Many teachers encourage their students to record music lessons in custom-made music 'exercise' books, available with music manuscript pages and ordinary lined text pages. This is fine but unless you plan to have your students do a lot of writing, which rides contrary to the ideal of making music a hands-on experiential subject, you may need to consider whether these are necessary. Teachers might also issue photocopied graphic 'text' 'comprehension' sheets to accompany a lesson. These could be added to a 'Music' section in a general subject folder.

Obviously though, while Indian music can be performed from written notation much of the tradition is aural. Consequently 'writing' is not part of the convention.

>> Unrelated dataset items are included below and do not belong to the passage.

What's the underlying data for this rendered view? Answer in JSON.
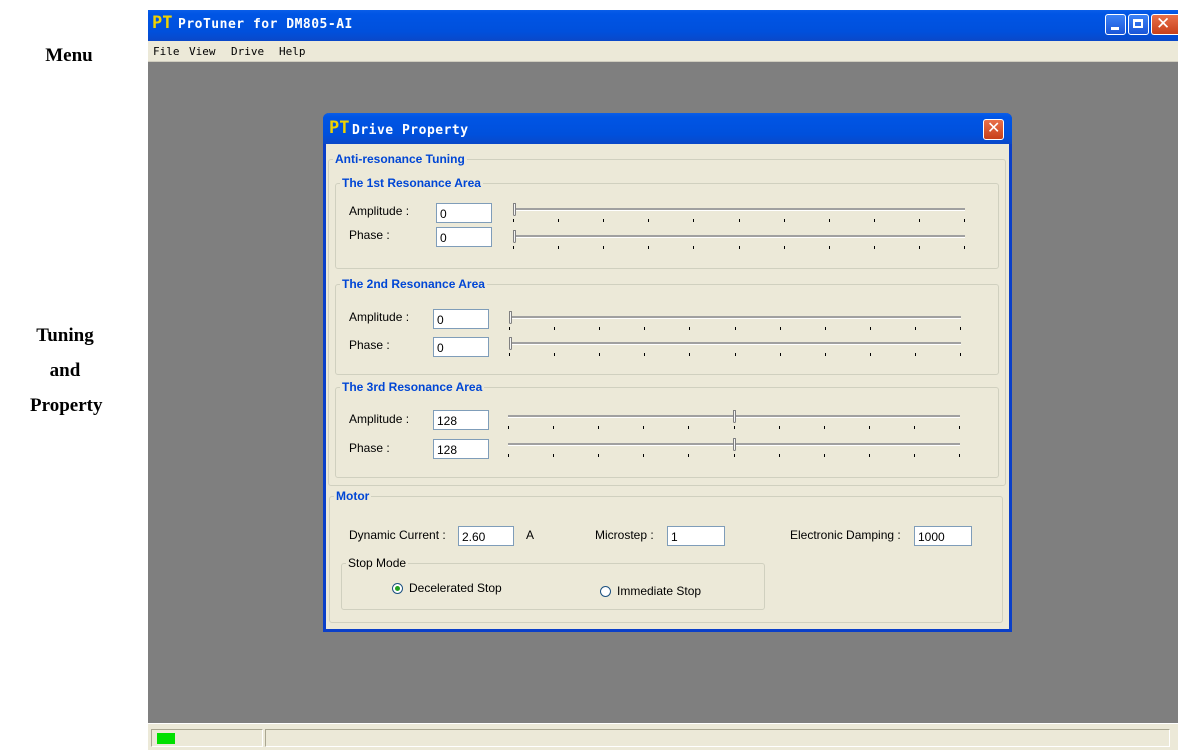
{
  "annotations": {
    "menu": "Menu",
    "tuning": [
      "Tuning",
      "and",
      "Property"
    ]
  },
  "app": {
    "logo": "PT",
    "title": "ProTuner for DM805-AI",
    "menu": [
      "File",
      "View",
      "Drive",
      "Help"
    ],
    "icons": {
      "minimize": "minimize-icon",
      "maximize": "maximize-icon",
      "close": "close-icon"
    },
    "status": {
      "led_color": "#00e000"
    }
  },
  "dialog": {
    "logo": "PT",
    "title": "Drive Property",
    "anti_resonance": {
      "title": "Anti-resonance Tuning",
      "areas": [
        {
          "title": "The 1st Resonance Area",
          "amplitude_label": "Amplitude :",
          "amplitude": "0",
          "phase_label": "Phase :",
          "phase": "0",
          "amplitude_slider_fraction": 0,
          "phase_slider_fraction": 0
        },
        {
          "title": "The 2nd Resonance Area",
          "amplitude_label": "Amplitude :",
          "amplitude": "0",
          "phase_label": "Phase :",
          "phase": "0",
          "amplitude_slider_fraction": 0,
          "phase_slider_fraction": 0
        },
        {
          "title": "The 3rd Resonance Area",
          "amplitude_label": "Amplitude :",
          "amplitude": "128",
          "phase_label": "Phase :",
          "phase": "128",
          "amplitude_slider_fraction": 0.5,
          "phase_slider_fraction": 0.5
        }
      ]
    },
    "motor": {
      "title": "Motor",
      "dynamic_current_label": "Dynamic Current :",
      "dynamic_current": "2.60",
      "dynamic_current_unit": "A",
      "microstep_label": "Microstep :",
      "microstep": "1",
      "damping_label": "Electronic Damping :",
      "damping": "1000",
      "stop_mode": {
        "title": "Stop Mode",
        "options": [
          "Decelerated Stop",
          "Immediate Stop"
        ],
        "selected": "Decelerated Stop"
      }
    }
  },
  "colors": {
    "titlebar": "#0055e5",
    "group_title": "#0046d5",
    "workspace": "#7f7f7f",
    "dialog_bg": "#ece9d8"
  }
}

I rather like the idea of students keeping a 'folio' recording their work, rather like an arts folder. In this they may have large A3 or even larger sheets on which they have jointly prepared original music works (using graphic or staff notation), tapes of work they have been rehearsing, and cumulative contextually relevant exercises about music theory, appreciation and history.
If the teacher intends to use this folio as a record of each student's achievement of intended learning outcomes, students ought to have a clear idea at the outset what they are expected to be able to produce for assessment based on these folios.
 

This said, ought music to be about writing paragraphs of text or drawing pictures? Agreed they may be appropriate secondary activities but shouldn't music primarily be a hands-on experience? If your priority is to share music learning and teaching with your students then whenever possible it ought to be the music itself which communicates this learning and teaching.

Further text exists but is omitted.